Baldness may be caused by inactive stem cells in hair follicles, according to a new study involving mice. Researchers found that increasing the expression of one protein (lactate dehydrogenase, or LDH) and blocking the compound pyruvate stimulates hair growth—and drugs already exist that can do both. While you may have not witnessed a mouse with a combover (if you have, congratulations), the findings could be a first step toward developing a cure for hair loss.
“We were looking for potential patterns of distinct metabolism, and surprisingly uncovered high LDH activity in the stem cells,” coauthor on the study William Lowry of UCLA told Fatherly. “This was not hypothesis driven, so kismet?”

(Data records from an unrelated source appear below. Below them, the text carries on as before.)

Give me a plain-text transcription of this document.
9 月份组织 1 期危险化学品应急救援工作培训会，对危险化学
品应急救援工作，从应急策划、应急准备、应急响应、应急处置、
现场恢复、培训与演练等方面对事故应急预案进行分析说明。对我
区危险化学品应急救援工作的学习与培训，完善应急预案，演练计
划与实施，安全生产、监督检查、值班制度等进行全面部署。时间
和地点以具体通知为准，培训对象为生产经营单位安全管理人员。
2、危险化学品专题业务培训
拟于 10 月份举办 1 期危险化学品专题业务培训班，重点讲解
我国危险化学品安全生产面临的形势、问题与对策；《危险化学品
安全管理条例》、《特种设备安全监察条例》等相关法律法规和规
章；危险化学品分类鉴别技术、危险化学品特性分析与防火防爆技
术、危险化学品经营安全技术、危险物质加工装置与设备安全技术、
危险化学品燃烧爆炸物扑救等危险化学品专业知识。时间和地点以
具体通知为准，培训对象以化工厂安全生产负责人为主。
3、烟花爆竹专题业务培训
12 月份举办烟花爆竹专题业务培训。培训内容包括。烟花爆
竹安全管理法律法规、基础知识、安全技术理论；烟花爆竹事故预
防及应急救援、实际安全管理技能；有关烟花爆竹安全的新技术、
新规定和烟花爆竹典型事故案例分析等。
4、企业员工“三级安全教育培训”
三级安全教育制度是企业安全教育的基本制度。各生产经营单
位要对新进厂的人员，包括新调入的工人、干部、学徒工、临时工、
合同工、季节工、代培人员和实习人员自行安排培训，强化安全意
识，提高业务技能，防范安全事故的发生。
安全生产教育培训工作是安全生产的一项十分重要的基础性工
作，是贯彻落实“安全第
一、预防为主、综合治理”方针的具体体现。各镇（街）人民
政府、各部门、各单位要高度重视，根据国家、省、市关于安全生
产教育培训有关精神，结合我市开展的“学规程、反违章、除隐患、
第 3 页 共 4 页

This isn’t the first time scientists have found a potential cure for baldness, nor is it the first time they’ve considered using stem cells. Researchers already knew that a specific part of every hair follicle’s root contains stem cells primed to proliferate and regrow hair. And past studies have demonstrated that, as cell within these follicles digest nutrients and grow (a process called cell metabolism), different hair growth patterns emerge. So Lowry and colleagues set out to do basic science, nothing more. Their goal was to examine the metabolic states of multiple cells in mouse hair follicles.
But when Lowry and his team measured cell metabolism in mouse hair, the organic compounds lactate and pyruvate stuck out like bad toupees. They found that high levels of pyruvate and low levels of lactate stymied hair growth. They then experimented with these two organic compounds, and found that increasing the expression of LDH raises lactate levels while lowering pyruvate levels (LDH converts lactate to pyruvate and vice versa). They then identified a drug, UK5099 that blocks pyruvate from entering the cell, effecting an increase in cellular lactate concentration.
“This led to the identification of small molecules that manipulate metabolism and therefore, stem cell activation,” Lowry says. In other words, they discovered drugs that could potentially trick stem cells into growing more hair.
It’s important to note that these findings are very much preliminary, namely because they involve mice. The vast majority of mouse studies do not yield results that have any immediate implications. So this is by no means a cure for human baldness. “We do not know how much these results will apply to other animals, including humans,” Lowry says.
But that doesn’t mean Lowry and colleagues aren’t working on practical applications. Lowry intends to start a company that he hopes will develop commercial hair loss treatments in the near future. To be fair, it’s a fairly lucrative business. The market for treating alopecia, an autoimmune disease that can cause sudden, dramatic hair loss, alone is expected to reach $11.8 billion by 2024. “We are working hard to translate these findings,” Lowry says. “Lots of people are exploring many avenues to treat all types of alopecia, which should give hope to those suffering from this issue.”
This knowledge will likely be used to treat diseases before its applied to handling basic bald spots. But there is hope that, in the future, scientists may have the technology to do both—if not for you, then for your kid’s gorgeous mane.